期刊
INDIAN JOURNAL OF PEDIATRICS
卷 90, 期 7, 页码 660-664出版社
SPRINGER INDIA
DOI: 10.1007/s12098-022-04121-3
关键词
16S ribosomal RNA; Urinary tract infection; Infant; Escherichia fergusonii
类别
The objective of this study was to assess the role of 16S ribosomal RNA analysis in microbial identification in febrile infants diagnosed with urinary tract infection (UTI) and compare it with conventional culture results. The study found that 16S rRNA analysis showed a certain level of accuracy in identifying uropathogens, and could be used in combination with conventional culture methods to manage febrile UTI in infants.

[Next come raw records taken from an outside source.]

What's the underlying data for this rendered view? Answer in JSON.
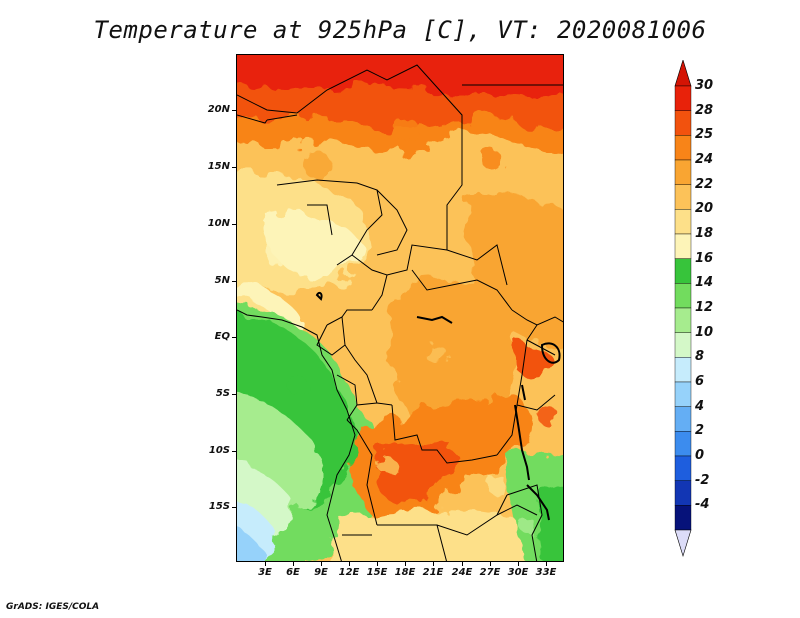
{
  "title": "Temperature at 925hPa [C], VT: 2020081006",
  "credit": "GrADS: IGES/COLA",
  "lat_labels": [
    "20N",
    "15N",
    "10N",
    "5N",
    "EQ",
    "5S",
    "10S",
    "15S"
  ],
  "lon_labels": [
    "3E",
    "6E",
    "9E",
    "12E",
    "15E",
    "18E",
    "21E",
    "24E",
    "27E",
    "30E",
    "33E"
  ],
  "colorbar": {
    "labels": [
      "30",
      "28",
      "25",
      "24",
      "22",
      "20",
      "18",
      "16",
      "14",
      "12",
      "10",
      "8",
      "6",
      "4",
      "2",
      "0",
      "-2",
      "-4"
    ],
    "colors": [
      "#e8220a",
      "#f2520e",
      "#f88418",
      "#f9a532",
      "#fcc259",
      "#fde089",
      "#fdf4b8",
      "#37c43b",
      "#72dc5e",
      "#a6ec8e",
      "#d4f8c8",
      "#c6ecfc",
      "#96d2fa",
      "#64aef4",
      "#3c8cee",
      "#1e5ede",
      "#1236b4",
      "#06127a",
      "#101060"
    ],
    "top_arrow_color": "#d41404",
    "bottom_arrow_color": "#dcdcf8"
  }
}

Objectives To assess the role of 16S ribosomal RNA analysis in microbial identification in febrile infants under six months of age diagnosed with UTI, and compare it with the conventional culture results. Methods Young infants under 6 mo of age who were suspected UTI from May 2018 to April 2019 had been enrolled. Uropathogens were analyzed by the traditional microbiologic culture system and the 16S rRNA analysis. The 16S rRNA analysis included 16S rRNA amplicon band confirmation and bacterial identification through the sequencing analysis. Results A total of 57 infants with the febrile UTI were enrolled, and the median age was 3 mo. Uropathogens were identified in 43 patients (75.4%) in a conventional culture method: Escherichia coli in 38 patients (88.4%), Klebsiella pneumoniae in 3 (7.0%), Enterobacter cloacae in 1 (2.3%), and Pseudomonas aeruginosa in 1 (2.3%). Fifty urine samples (87.8%) had positive 16S rRNA amplicon band on electrophoresis. Among the 16S rRNA-positive urines, 40 samples were available for the sequence analysis of 16S rRNA, and the identification of bacteria were as follows: E. fergusonii in 36, K. pneumoniae in 3, and Shigella flexneri in 1. The sensitivity of 16S rRNA sequencing was 81.4% [95% confidence interval (CI), 67.4-90.3%] and the specificity was 64.3% (95% CI, 38.8-83.7%). Conclusion Uropathogen identification using 16S rRNA analysis could be applied to manage the febrile UTI in young infants clinically in combination with the conventional culture.